I am the second daughter of eight children. After I contracted polio, resulting in my disability, my parents moved to the capital of the country. There, I studied from elementary school to higher education, graduated as a history and geography teacher and graduated in planning, administration and management education, and worked as a public sector worker and human rights activist (in particular, for people with disabilities).
During my journey I [have worked on] gender issues, inclusive education and HIV/AIDS, and gained experience in national and international events related to issues of disability and gender. I participated in the preparation of training manuals on disability for service providers and an article for a book on inclusive education issues in higher education.
My experience of disability discrimination
During my life as a person with a disability, I have faced several situations of discrimination and attitude barriers. [In 1986] my boss in the workplace refused my participation in an internship in Brazil, claiming that I was a person with a disability and that I could not do it. Another situation was the rejection by my partner’s family, who said that I am not an ideal woman because my disability would prevent me from doing housework and taking care of them. I also experienced situations in which my sexuality was questioned [and suggestions] that I am very daring to have children in a situation where I am a person with a disability. This marked me in such a way that I decided to have [children. I now have] three daughters, who are the reason for my life and give me great pride to fight for the rights of people with disabilities, and in particular women with disabilities.
Why it’s so important that we have an #EqualUN
It is important to ensure gender balance and equity [on the UN disability committee] to ensure that women have the right to a voice. Women with disabilities suffer double discrimination (for being a woman and for being a person with a disability), and even among people with disabilities, women with disabilities remain discriminated against and have little visibility. Also, the participation of women in the committee can influence states parties to pass non-discriminatory laws towards women with disabilities.
In the committee it is important that there is diversity.

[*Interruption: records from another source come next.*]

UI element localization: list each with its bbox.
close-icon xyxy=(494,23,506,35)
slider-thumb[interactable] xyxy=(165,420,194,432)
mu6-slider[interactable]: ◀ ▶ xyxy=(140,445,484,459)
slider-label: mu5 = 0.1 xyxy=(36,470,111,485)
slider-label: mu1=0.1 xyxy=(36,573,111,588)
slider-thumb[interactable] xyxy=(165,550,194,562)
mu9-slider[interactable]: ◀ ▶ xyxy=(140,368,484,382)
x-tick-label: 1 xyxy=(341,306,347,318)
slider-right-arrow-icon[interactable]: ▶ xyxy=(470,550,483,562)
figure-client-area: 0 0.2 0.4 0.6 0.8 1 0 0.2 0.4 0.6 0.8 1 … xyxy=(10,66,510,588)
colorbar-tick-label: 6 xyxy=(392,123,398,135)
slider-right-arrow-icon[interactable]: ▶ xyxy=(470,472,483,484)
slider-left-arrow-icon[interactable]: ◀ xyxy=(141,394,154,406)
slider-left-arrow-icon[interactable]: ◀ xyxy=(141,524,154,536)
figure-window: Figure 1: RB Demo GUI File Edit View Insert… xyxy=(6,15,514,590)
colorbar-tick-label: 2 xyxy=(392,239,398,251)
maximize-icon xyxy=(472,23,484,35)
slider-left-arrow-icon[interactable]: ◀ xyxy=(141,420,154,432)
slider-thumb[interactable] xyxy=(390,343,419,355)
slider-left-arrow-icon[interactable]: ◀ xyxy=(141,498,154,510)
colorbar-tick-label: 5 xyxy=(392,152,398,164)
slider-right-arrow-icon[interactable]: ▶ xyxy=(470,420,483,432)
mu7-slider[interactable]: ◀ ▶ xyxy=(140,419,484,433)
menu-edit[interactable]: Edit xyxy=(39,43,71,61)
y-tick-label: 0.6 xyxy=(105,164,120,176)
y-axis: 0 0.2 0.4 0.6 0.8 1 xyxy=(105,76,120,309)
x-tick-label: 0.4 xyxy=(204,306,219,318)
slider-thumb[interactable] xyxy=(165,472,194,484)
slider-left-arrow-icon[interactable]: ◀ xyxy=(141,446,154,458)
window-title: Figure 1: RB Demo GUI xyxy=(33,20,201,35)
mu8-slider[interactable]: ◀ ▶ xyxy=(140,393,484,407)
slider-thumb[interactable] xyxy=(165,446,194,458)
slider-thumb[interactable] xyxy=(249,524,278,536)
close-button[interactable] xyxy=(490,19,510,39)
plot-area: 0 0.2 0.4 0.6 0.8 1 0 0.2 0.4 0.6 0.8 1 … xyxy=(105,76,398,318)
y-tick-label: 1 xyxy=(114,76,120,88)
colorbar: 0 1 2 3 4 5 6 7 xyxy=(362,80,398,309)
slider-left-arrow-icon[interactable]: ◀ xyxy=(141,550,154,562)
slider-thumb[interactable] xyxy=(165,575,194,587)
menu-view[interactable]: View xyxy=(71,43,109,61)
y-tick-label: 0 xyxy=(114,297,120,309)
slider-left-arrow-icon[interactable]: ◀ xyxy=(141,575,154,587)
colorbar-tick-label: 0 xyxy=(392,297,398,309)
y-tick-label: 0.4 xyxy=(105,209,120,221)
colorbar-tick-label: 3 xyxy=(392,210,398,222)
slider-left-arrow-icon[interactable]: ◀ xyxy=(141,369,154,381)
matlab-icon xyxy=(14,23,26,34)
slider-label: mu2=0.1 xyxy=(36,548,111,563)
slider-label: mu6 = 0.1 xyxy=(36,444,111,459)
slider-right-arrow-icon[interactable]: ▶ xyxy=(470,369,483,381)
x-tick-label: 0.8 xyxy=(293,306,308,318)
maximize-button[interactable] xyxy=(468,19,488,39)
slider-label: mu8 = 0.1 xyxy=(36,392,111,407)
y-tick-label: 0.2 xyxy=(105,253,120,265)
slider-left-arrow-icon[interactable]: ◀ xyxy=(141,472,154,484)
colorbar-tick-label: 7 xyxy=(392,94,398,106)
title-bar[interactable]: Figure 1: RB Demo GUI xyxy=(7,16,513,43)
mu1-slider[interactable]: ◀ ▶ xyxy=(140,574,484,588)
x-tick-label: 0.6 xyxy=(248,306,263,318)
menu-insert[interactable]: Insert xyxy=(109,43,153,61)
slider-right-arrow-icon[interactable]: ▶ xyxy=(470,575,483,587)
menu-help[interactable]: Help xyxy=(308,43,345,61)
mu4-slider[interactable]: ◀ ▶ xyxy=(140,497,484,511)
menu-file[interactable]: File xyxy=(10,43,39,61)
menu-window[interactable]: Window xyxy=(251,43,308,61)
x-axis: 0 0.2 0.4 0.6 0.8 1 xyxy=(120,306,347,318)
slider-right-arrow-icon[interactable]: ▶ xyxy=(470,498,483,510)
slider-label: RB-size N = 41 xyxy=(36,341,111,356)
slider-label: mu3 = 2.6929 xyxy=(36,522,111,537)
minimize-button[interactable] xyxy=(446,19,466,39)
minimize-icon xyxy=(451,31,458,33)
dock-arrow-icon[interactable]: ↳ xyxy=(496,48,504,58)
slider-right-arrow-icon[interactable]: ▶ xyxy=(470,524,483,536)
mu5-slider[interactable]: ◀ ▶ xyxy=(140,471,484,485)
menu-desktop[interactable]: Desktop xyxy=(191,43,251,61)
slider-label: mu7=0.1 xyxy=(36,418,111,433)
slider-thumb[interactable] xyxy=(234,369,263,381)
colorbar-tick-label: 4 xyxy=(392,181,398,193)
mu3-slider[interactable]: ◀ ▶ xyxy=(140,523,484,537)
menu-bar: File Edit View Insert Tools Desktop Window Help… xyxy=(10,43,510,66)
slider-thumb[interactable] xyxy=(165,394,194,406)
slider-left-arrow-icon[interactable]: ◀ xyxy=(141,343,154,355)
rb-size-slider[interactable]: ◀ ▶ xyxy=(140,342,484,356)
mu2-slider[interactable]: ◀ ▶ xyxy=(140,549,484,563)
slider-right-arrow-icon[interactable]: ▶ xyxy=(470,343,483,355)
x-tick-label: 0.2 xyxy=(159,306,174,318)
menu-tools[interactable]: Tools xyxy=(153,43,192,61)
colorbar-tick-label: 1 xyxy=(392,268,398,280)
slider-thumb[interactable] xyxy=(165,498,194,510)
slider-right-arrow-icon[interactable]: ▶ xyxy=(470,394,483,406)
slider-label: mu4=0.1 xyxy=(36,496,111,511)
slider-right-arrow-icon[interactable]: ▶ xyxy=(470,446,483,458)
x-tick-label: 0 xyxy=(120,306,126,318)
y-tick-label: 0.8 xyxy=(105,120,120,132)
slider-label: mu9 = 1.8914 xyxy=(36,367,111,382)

Although the disability community has some things in common, it is important that the various types of impairment are represented so that the different sensitivities are felt, taking into account that representation means speaking in the first person, [with our own] voices – it means nothing for us without us. Another aspect is that disability can be linked with poverty, so it is important to have representation of people living in low-income countries. This may influence states parties to promote actions aimed at allocating more resources and investments in the area of disability.
The barriers [I have experienced in trying to] access public services made me a firm woman with the courage to fight for my rights through membership in the associative movement as one of the pioneers, in the certainty that one day life has to change and that differences cannot divide us as human beings.